Rubiela Sarabia tenía 14 años. La mala situación de Ocaña lugar donde nació, obligó a su familia a trasladarse a La Gabarra. En esa época el corregimiento era el destino de muchos aventureros de todas partes de Colombia que venían en busca de fortuna. Los raspadores de coca, seducidos por la oferta laboral, atiborraban La Gabarra los domingos. Se estima que, en el primer trimestre de 1998, según datos de la Fundación Progresar, se movieron 28 millones de dólares. Salvador Sarabia, el padre de Rubiela, soñaba con el día en que pudiera darle un mejor sustento a la familia.
Llegaron ese domingo, justo el día de las madres, cuando sus primos le dijeron a la joven que salieran a divertirse en una de las múltiples discotecas agolpadas en una de las orillas del río Catatumbo. Salvador tenía un mal presentimiento. Había visto como desde la base militar número 30, que está ubicada al lado del río, los soldados habían bajado a La Gabarra a comprar comida, como si esperaran unos invitados misteriosos. Preocupado le dijo a Rubiela y a Sol Marina, sus dos hijas, que el ambiente estaba raro, que mejor se entraran temprano.
Bailaban animadamente cuando se fue la luz.
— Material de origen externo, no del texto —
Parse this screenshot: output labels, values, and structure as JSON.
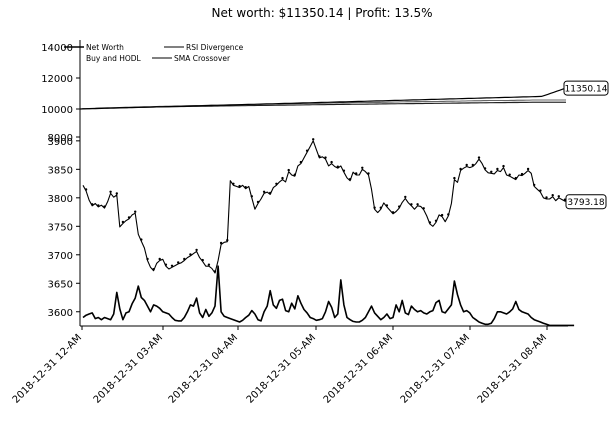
{
  "chart_data": [
    {
      "type": "line",
      "title": "Net worth: $11350.14 | Profit: 13.5%",
      "ylim": [
        0,
        14500
      ],
      "yticks": [
        0,
        2000,
        4000,
        6000,
        8000,
        10000,
        12000,
        14000
      ],
      "ytick_labels": [
        "",
        "",
        "",
        "",
        "8000",
        "10000",
        "12000",
        "14000"
      ],
      "grid": false,
      "legend_placement": "upper-left",
      "legend": [
        "Net Worth",
        "Buy and HODL",
        "RSI Divergence",
        "SMA Crossover"
      ],
      "series": [
        {
          "name": "Net Worth",
          "start": 10000,
          "end": 11350.14
        },
        {
          "name": "Buy and HODL",
          "start": 10000,
          "end": 10420
        },
        {
          "name": "RSI Divergence",
          "start": 10000,
          "end": 10580
        },
        {
          "name": "SMA Crossover",
          "start": 10000,
          "end": 10450
        }
      ],
      "annotations": [
        {
          "text": "11350.14",
          "y": 11350.14
        }
      ]
    },
    {
      "type": "line",
      "ylim": [
        3575,
        3905
      ],
      "yticks": [
        3600,
        3650,
        3700,
        3750,
        3800,
        3850,
        3900
      ],
      "ytick_labels": [
        "3600",
        "3650",
        "3700",
        "3750",
        "3800",
        "3850",
        "3900"
      ],
      "x_tick_labels": [
        "2018-12-31 12-AM",
        "2018-12-31 03-AM",
        "2018-12-31 04-AM",
        "2018-12-31 05-AM",
        "2018-12-31 06-AM",
        "2018-12-31 07-AM",
        "2018-12-31 08-AM"
      ],
      "price": [
        3822,
        3812,
        3796,
        3786,
        3790,
        3784,
        3787,
        3782,
        3793,
        3808,
        3801,
        3805,
        3749,
        3755,
        3760,
        3763,
        3770,
        3773,
        3736,
        3724,
        3712,
        3690,
        3678,
        3672,
        3685,
        3690,
        3692,
        3680,
        3675,
        3678,
        3681,
        3684,
        3686,
        3690,
        3695,
        3698,
        3702,
        3706,
        3695,
        3688,
        3680,
        3680,
        3676,
        3668,
        3690,
        3718,
        3722,
        3723,
        3830,
        3822,
        3820,
        3818,
        3822,
        3816,
        3820,
        3800,
        3780,
        3790,
        3798,
        3808,
        3810,
        3806,
        3818,
        3822,
        3828,
        3832,
        3828,
        3846,
        3840,
        3838,
        3856,
        3860,
        3870,
        3880,
        3890,
        3900,
        3885,
        3870,
        3872,
        3868,
        3856,
        3860,
        3855,
        3852,
        3856,
        3845,
        3835,
        3830,
        3845,
        3840,
        3840,
        3850,
        3846,
        3840,
        3815,
        3780,
        3774,
        3780,
        3791,
        3784,
        3778,
        3772,
        3776,
        3782,
        3792,
        3799,
        3791,
        3786,
        3780,
        3786,
        3785,
        3779,
        3768,
        3754,
        3750,
        3757,
        3770,
        3767,
        3758,
        3768,
        3790,
        3832,
        3827,
        3848,
        3852,
        3855,
        3853,
        3855,
        3860,
        3868,
        3860,
        3849,
        3844,
        3843,
        3842,
        3848,
        3846,
        3853,
        3840,
        3838,
        3835,
        3832,
        3840,
        3839,
        3843,
        3848,
        3843,
        3820,
        3815,
        3810,
        3800,
        3798,
        3798,
        3802,
        3795,
        3800,
        3797,
        3794,
        3796
      ],
      "volume": [
        3590,
        3594,
        3596,
        3598,
        3588,
        3590,
        3586,
        3590,
        3588,
        3586,
        3596,
        3634,
        3605,
        3586,
        3598,
        3600,
        3614,
        3624,
        3645,
        3625,
        3620,
        3610,
        3600,
        3612,
        3610,
        3606,
        3600,
        3598,
        3596,
        3590,
        3585,
        3584,
        3584,
        3590,
        3600,
        3612,
        3610,
        3624,
        3598,
        3590,
        3604,
        3592,
        3598,
        3610,
        3680,
        3600,
        3592,
        3590,
        3588,
        3586,
        3584,
        3582,
        3585,
        3590,
        3594,
        3602,
        3596,
        3586,
        3584,
        3600,
        3610,
        3637,
        3612,
        3606,
        3620,
        3622,
        3602,
        3600,
        3615,
        3605,
        3628,
        3615,
        3604,
        3598,
        3590,
        3588,
        3585,
        3586,
        3588,
        3600,
        3618,
        3608,
        3590,
        3596,
        3656,
        3612,
        3590,
        3586,
        3583,
        3582,
        3582,
        3585,
        3590,
        3600,
        3610,
        3598,
        3592,
        3586,
        3590,
        3596,
        3588,
        3590,
        3612,
        3600,
        3620,
        3598,
        3595,
        3610,
        3604,
        3600,
        3602,
        3598,
        3596,
        3600,
        3602,
        3616,
        3620,
        3600,
        3598,
        3605,
        3612,
        3654,
        3630,
        3612,
        3600,
        3602,
        3598,
        3590,
        3586,
        3582,
        3580,
        3578,
        3578,
        3580,
        3588,
        3600,
        3600,
        3598,
        3596,
        3600,
        3605,
        3618,
        3604,
        3600,
        3598,
        3596,
        3590,
        3586,
        3584,
        3582,
        3580,
        3578,
        3576,
        3576,
        3576,
        3576,
        3576,
        3576,
        3576,
        3576,
        3576
      ],
      "annotations": [
        {
          "text": "3793.18",
          "y": 3793.18
        }
      ]
    }
  ]
}
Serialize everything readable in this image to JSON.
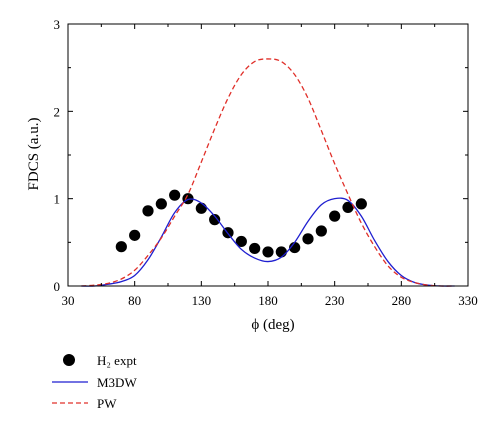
{
  "chart_data": {
    "type": "scatter",
    "xlabel": "ϕ (deg)",
    "ylabel": "FDCS (a.u.)",
    "xlim": [
      30,
      330
    ],
    "ylim": [
      0,
      3
    ],
    "xticks": [
      30,
      80,
      130,
      180,
      230,
      280,
      330
    ],
    "yticks": [
      0,
      1,
      2,
      3
    ],
    "grid": false,
    "legend_position": "bottom-left, below plot",
    "series": [
      {
        "name": "H₂ expt",
        "kind": "points",
        "color": "#000000",
        "x": [
          70,
          80,
          90,
          100,
          110,
          120,
          130,
          140,
          150,
          160,
          170,
          180,
          190,
          200,
          210,
          220,
          230,
          240,
          250
        ],
        "y": [
          0.45,
          0.58,
          0.86,
          0.94,
          1.04,
          1.0,
          0.89,
          0.76,
          0.61,
          0.51,
          0.43,
          0.39,
          0.39,
          0.44,
          0.54,
          0.63,
          0.8,
          0.9,
          0.94
        ]
      },
      {
        "name": "M3DW",
        "kind": "line",
        "style": "solid",
        "color": "#1f1fd0",
        "x": [
          40,
          50,
          60,
          70,
          80,
          90,
          100,
          110,
          120,
          130,
          140,
          150,
          160,
          170,
          180,
          190,
          200,
          210,
          220,
          230,
          240,
          250,
          260,
          270,
          280,
          290,
          300,
          310,
          320
        ],
        "y": [
          0.0,
          0.0,
          0.02,
          0.05,
          0.12,
          0.3,
          0.56,
          0.84,
          0.99,
          0.95,
          0.8,
          0.6,
          0.42,
          0.32,
          0.28,
          0.33,
          0.5,
          0.74,
          0.93,
          1.0,
          0.98,
          0.8,
          0.52,
          0.28,
          0.12,
          0.04,
          0.01,
          0.0,
          0.0
        ]
      },
      {
        "name": "PW",
        "kind": "line",
        "style": "dashed",
        "color": "#e0302a",
        "x": [
          40,
          50,
          60,
          70,
          80,
          90,
          100,
          110,
          120,
          130,
          140,
          150,
          160,
          170,
          180,
          190,
          200,
          210,
          220,
          230,
          240,
          250,
          260,
          270,
          280,
          290,
          300,
          310,
          320
        ],
        "y": [
          0.0,
          0.01,
          0.03,
          0.08,
          0.18,
          0.35,
          0.55,
          0.8,
          1.05,
          1.42,
          1.8,
          2.15,
          2.42,
          2.57,
          2.6,
          2.57,
          2.42,
          2.15,
          1.78,
          1.4,
          1.05,
          0.72,
          0.45,
          0.23,
          0.1,
          0.04,
          0.01,
          0.0,
          0.0
        ]
      }
    ]
  }
}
Entonces, como si salieran de debajo de la tierra, empezaron a salir paramilitares encapuchados portando fusiles y disparando contra todo lo que se moviera. Había empezado la masacre de La Gabarra.
Esa noche de 21 de agosto de 1999, el bloque Catatumbo dejó su huella matando a 39 personas. Las hermanas Sarabia, corrieron por las calles destapadas de La Gabarra hasta llegar a una casa cuyas paredes eran de cartón en donde pasarían la primera noche en el corregimiento. Asustado, Salvador tomó a sus hijos de la mano, las metió debajo de la cama y empezó a rezar. En esa noche escucharon disparos, gritos ahogados y sintieron el olor de la sangre.
Desde ese día ni Rubiela ni el corregimiento volvieron a ser los mismos.